Unit Testing File Upload REST API using Spring MVC MockMvc


Today a colleague asked me how he could unit test a Spring MVC REST resource. I am using Spring MVC test support for some time now so the obvious answer was to use MockMvc. In case you have not used MockMvc, it allows you to declaratively write tests for your Spring MVC controllers. Rather than calling controllers directly, you use the MockMvc fluent API to make a request to a URL and verify the response returned by the API. You can read Spring MVC documentation to learn about MockMvc in detail.

In this post, I will showcase how easily you can test Multipart request with Spring MVC test support.

Let’s suppose that we have a REST API to upload files as shown below in the code snippet.

import java.io.IOException;
import java.nio.file.Paths;

import org.springframework.beans.factory.annotation.Value;
import org.springframework.http.HttpStatus;
import org.springframework.http.ResponseEntity;
import org.springframework.web.bind.annotation.PostMapping;
import org.springframework.web.bind.annotation.RequestMapping;
import org.springframework.web.bind.annotation.RequestParam;
import org.springframework.web.bind.annotation.RestController;
import org.springframework.web.multipart.MultipartFile;

@RestController
@RequestMapping("/api/files")
public class FileResource {

private String uploadPath;

public FileResource(@Value("upload.path") String uploadPath) {
this.uploadPath = uploadPath;
}

@PostMapping(path = "")
public ResponseEntity upload(@RequestParam("file") MultipartFile file) {
String filename = file.getOriginalFilename();
try {
file.transferTo(Paths.get(uploadPath, filename).toFile());
} catch (IOException e) {
throw new UnableToTransferFile(String.format("Unable to upload file %s to %s", filename, uploadPath));
}
return new ResponseEntity<>(HttpStatus.CREATED);
}
}

In the code shown above:

  1. We created a class FileResource and annotated it with @RestController. Also, we defined the @RequestMapping at the class level.
  2. Next, we created a method with name upload . The upload method accepts MultipartFile as request param.
  3. Next, we moved the file to a location specified as a @Value in the resource constructor.
  4. Finally, we returned HTTP status 201 if there was no exception in moving file to the uploadPath.

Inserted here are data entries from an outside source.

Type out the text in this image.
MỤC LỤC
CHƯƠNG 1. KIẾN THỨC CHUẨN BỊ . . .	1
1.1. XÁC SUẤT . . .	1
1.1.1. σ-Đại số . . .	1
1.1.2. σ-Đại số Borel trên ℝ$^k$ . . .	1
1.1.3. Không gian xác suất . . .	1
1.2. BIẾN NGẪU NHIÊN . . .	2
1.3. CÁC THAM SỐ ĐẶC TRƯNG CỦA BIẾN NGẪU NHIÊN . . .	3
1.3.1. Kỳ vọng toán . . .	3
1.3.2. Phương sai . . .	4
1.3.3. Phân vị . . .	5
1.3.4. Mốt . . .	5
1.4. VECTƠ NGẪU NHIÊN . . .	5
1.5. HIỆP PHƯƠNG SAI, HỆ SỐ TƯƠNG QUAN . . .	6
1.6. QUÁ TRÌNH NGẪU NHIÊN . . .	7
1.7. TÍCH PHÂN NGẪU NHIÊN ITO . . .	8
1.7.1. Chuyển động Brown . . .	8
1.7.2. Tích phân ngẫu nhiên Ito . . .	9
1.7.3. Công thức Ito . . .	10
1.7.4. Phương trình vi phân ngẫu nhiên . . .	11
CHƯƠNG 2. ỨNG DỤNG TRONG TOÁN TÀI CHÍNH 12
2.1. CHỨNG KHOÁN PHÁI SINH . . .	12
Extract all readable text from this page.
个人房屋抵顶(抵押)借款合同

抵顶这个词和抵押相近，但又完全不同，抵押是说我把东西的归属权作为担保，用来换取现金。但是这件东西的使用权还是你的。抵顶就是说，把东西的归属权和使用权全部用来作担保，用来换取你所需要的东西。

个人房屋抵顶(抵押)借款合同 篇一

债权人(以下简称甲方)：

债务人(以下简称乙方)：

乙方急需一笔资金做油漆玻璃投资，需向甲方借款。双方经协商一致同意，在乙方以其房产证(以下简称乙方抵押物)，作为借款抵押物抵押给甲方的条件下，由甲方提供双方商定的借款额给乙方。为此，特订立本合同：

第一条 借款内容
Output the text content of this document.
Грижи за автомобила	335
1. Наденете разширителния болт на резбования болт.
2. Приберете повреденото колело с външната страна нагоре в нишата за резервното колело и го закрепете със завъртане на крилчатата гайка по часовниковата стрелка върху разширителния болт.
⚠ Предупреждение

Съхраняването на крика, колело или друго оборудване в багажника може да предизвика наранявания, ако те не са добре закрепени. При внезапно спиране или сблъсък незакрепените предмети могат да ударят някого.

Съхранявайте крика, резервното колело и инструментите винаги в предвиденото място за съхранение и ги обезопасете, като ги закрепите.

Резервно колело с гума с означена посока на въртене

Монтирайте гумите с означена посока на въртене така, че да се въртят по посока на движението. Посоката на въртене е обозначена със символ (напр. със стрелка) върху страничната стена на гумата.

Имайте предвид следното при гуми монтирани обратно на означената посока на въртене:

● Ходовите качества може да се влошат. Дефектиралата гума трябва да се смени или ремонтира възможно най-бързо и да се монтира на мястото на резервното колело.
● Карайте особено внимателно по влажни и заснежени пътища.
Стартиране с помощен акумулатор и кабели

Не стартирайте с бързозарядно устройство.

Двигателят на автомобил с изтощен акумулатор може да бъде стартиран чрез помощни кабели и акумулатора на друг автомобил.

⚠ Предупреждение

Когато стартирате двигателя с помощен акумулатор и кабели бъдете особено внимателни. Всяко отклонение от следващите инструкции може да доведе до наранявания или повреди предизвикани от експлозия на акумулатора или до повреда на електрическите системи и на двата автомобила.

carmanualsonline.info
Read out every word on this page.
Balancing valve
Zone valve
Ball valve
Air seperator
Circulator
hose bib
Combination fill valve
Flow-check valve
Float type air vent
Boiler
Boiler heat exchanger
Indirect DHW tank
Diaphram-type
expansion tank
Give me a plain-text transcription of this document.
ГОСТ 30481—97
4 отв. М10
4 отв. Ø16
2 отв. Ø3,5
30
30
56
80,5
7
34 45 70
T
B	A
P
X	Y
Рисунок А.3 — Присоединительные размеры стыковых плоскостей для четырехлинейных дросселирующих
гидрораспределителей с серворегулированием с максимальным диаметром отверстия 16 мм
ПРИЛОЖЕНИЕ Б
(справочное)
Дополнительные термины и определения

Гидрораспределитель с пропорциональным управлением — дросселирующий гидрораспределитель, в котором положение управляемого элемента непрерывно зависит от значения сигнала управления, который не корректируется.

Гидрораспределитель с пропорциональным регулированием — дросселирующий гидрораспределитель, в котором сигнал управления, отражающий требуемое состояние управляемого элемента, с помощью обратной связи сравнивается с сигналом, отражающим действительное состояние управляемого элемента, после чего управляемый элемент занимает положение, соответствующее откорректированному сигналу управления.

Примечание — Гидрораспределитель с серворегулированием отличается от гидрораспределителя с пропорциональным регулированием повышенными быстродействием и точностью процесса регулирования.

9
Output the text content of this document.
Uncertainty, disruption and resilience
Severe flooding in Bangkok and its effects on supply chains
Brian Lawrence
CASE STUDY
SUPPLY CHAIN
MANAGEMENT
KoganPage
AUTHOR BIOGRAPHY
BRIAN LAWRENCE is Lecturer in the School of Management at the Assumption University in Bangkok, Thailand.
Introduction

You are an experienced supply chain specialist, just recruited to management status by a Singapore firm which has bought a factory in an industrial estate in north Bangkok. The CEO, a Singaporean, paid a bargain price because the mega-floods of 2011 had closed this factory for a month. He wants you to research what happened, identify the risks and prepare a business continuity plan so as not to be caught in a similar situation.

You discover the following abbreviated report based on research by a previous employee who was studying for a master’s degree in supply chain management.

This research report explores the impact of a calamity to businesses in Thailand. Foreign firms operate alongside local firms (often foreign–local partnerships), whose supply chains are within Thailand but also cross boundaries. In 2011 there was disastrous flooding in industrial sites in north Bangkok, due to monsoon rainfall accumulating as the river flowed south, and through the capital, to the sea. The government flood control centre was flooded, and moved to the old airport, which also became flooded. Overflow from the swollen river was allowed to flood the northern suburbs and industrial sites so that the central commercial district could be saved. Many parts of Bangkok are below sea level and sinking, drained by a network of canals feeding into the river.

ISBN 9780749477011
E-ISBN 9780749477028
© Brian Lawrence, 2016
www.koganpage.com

Now, let’s write unit test for the FileResource. As mentioned above, we will use MockMvc API in our test case. The test case for file upload is shown below.

import org.junit.Before;
import org.junit.Rule;
import org.junit.Test;
import org.junit.rules.TemporaryFolder;
import org.springframework.http.MediaType;
import org.springframework.mock.web.MockMultipartFile;
import org.springframework.test.web.servlet.MockMvc;
import org.springframework.test.web.servlet.setup.MockMvcBuilders;

import static org.assertj.core.api.Assertions.assertThat;
import static org.springframework.test.web.servlet.request.MockMvcRequestBuilders.fileUpload;
import static org.springframework.test.web.servlet.result.MockMvcResultHandlers.print;
import static org.springframework.test.web.servlet.result.MockMvcResultMatchers.status;

public class FileResourceTests {

private MockMvc mockMvc;

@Rule
public TemporaryFolder folder = new TemporaryFolder();

@Before
public void setUp() throws Exception {
String uploadPath = folder.getRoot().getAbsolutePath();
mockMvc = MockMvcBuilders
.standaloneSetup(new FileResource(uploadPath))
.build();
}

@Test
public void should_upload_image_to_upload_path() throws Exception {
MockMultipartFile file = new MockMultipartFile("file", "hello.txt", MediaType.TEXT_PLAIN_VALUE, "Hello, World!".getBytes());
mockMvc.perform(fileUpload("/api/files").file(file))
.andDo(print())
.andExpect(status().isCreated());
assertThat(folder.getRoot().toPath().resolve("hello.txt")).exists();
}
}

There is a lot happening in the code shown above:

  1. In the setUp method, we created an instance of MockMvc using the standaloneSetup helper method. For unit tests, standaloneSetup is the recommended way. You registered FileResource Spring MVC controller so that you can test it.
  2. Next, we used JUnit Rule API to create temporary directory that will be used as the upload path. This will make sure directory is created before the test execution and cleaned up after the test execution.
  3. Next, in our test method we made a call to the /api/files endpoint using the fileupload request builder method. The fileupload is a wrapper around the HTTP POST method making it easy to test file upload scenario. We specified the file we want to upload.
  4. Finally, in our test we verified that we got HTTP status 201 in the response. Also, we asserted that file exists at upload path.